## Part 2 - Hands-on - scikit learn

The objective of this notebook is get hands on with Scikit-learn and demonstrate their usage in preprocessing and modeling tasks using the Titanic dataset.

#### Reminder from 1_Pandas

The Titanic dataset contains information about passengers aboard the Titanic, including features such as age, sex, ticket class, and whether they survived the disaster.

In [9]:
# Importing necessary libraries
import pandas as pd  
from sklearn.model_selection import train_test_split, GridSearchCV  
from sklearn.impute import SimpleImputer  
from sklearn.preprocessing import OneHotEncoder  
from sklearn.compose import ColumnTransformer  
from sklearn.pipeline import Pipeline  
from sklearn.ensemble import RandomForestClassifier  
from sklearn.metrics import accuracy_score, classification_report  

  from pandas.core.computation.check import NUMEXPR_INSTALLED


1. **Data Loading and Exploration:**
   - Load the Titanic dataset into a pandas DataFrame.
   - Display basic information about the dataset (e.g., data types, missing values, summary statistics).
   - Explore the distribution of the target variable (`Survived`).


In [None]:
# Task 1: Data Loading and Exploration
# Load the Titanic dataset
titanic_df = # read_csv

In [None]:
# Display basic information


In [None]:
# Explore the distribution of the target variable (Survived)
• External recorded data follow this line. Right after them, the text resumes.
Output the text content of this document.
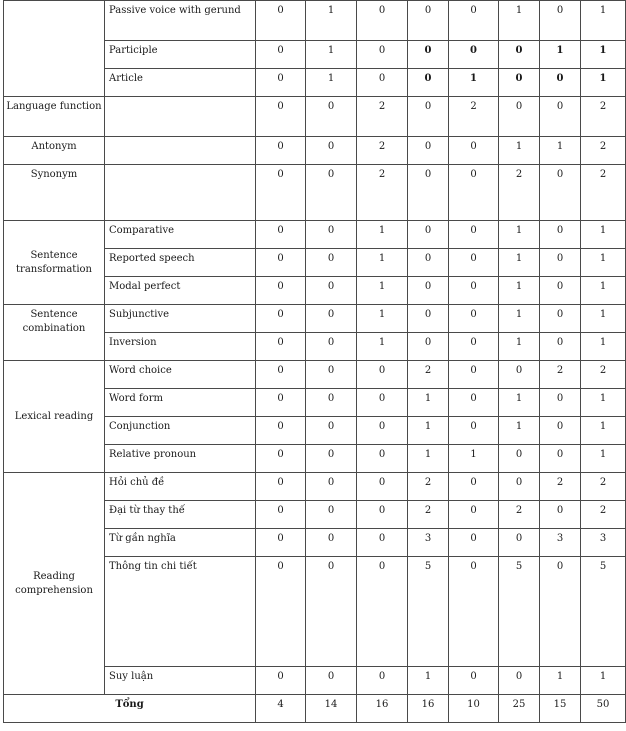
	Passive voice with gerund	0	1	0	0	0	1	0	1
	Participle	0	1	0	0	0	0	1	1
	Article	0	1	0	0	1	0	0	1
Language function		0	0	2	0	2	0	0	2
Antonym		0	0	2	0	0	1	1	2
Synonym		0	0	2	0	0	2	0	2
Sentence transformation	Comparative	0	0	1	0	0	1	0	1
	Reported speech	0	0	1	0	0	1	0	1
	Modal perfect	0	0	1	0	0	1	0	1
Sentence combination	Subjunctive	0	0	1	0	0	1	0	1
	Inversion	0	0	1	0	0	1	0	1
Lexical reading	Word choice	0	0	0	2	0	0	2	2
	Word form	0	0	0	1	0	1	0	1
	Conjunction	0	0	0	1	0	1	0	1
	Relative pronoun	0	0	0	1	1	0	0	1
Reading comprehension	Hỏi chủ đề	0	0	0	2	0	0	2	2
	Đại từ thay thế	0	0	0	2	0	2	0	2
	Từ gần nghĩa	0	0	0	3	0	0	3	3
	Thông tin chi tiết	0	0	0	5	0	5	0	5
	Suy luận	0	0	0	1	0	0	1	1
Tổng		4	14	16	16	10	25	15	50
2. **Data Preprocessing:**
   - Handle missing values in the dataset (e.g., drop unnecessary columns, impute missing values).
   - Encode categorical variables using one-hot encoding.
   - Split the dataset into features (X) and target variable (y).

In [None]:
# Drop unnecessary columns


In [None]:
# Display the first rows
titanic_df.head()

In [10]:
# Define columns that you want to impute and encode  
num_features = # list of numerical column names
cat_features = # list of categorical column names

In [11]:
# Create the transformers num_transformer for num_features
num_transformer = # SimpleImputer

# Create the transformers cat_transformer for cat_features
cat_transformer = Pipeline(steps=[  
    ('imputer', ), # SimpleImputer
    ('onehot', ) # OneHotEncoder
])

In [None]:
# Combine transformers into a preprocessor with ColumnTransformer  
preprocessor = ColumnTransformer(  
    transformers=[  
        ('num', num_transformer, num_features),  
        ('cat', cat_transformer, cat_features)  
    ])

In [None]:
# Split the dataset into features (X) and target variable (y)


In [None]:
# Split the preprocessed dataset into training and validation sets


3. **Building a Pipeline:**
   - Create a Scikit-learn pipeline that includes preprocessing steps (imputation, encoding) and a machine learning model.
   - Choose a machine learning model (e.g., Logistic Regression, Decision Tree, Random Forest Classifier) and include it in the pipeline.


In [None]:
# Create a Scikit-learn pipeline


In [None]:
# Fit the pipeline on the training data


4. **Training and Evaluation:**
   - Split the preprocessed dataset into training and validation sets.
   - Fit the pipeline on the training data.
   - Evaluate the pipeline on the validation data using accuracy score and classification report.

In [None]:
# Evaluate the pipeline on the validation data

print(f"Accuracy Score: ")
print("Classification Report:")

5. **Parameter Tuning (Optional):**
   - Experiment with different parameters of the pipeline components (e.g., model hyperparameters, imputation strategy).
   - Use techniques like GridSearchCV to find the best combination of parameters.

In [None]:
# Define parameter grid for GridSearchCV
param_grid = {  
    'model__n_estimators': [50, 100, 200],  
    'model__max_depth': [None, 5, 10, 20],  
    'preprocessor__num__strategy': ['mean', 'median']
    # Add other parameters if desired
}

In [None]:
# Perform GridSearchCV


In [None]:
# Print the best parameters and best score


In [None]:
# Print all of the results and sort by rank score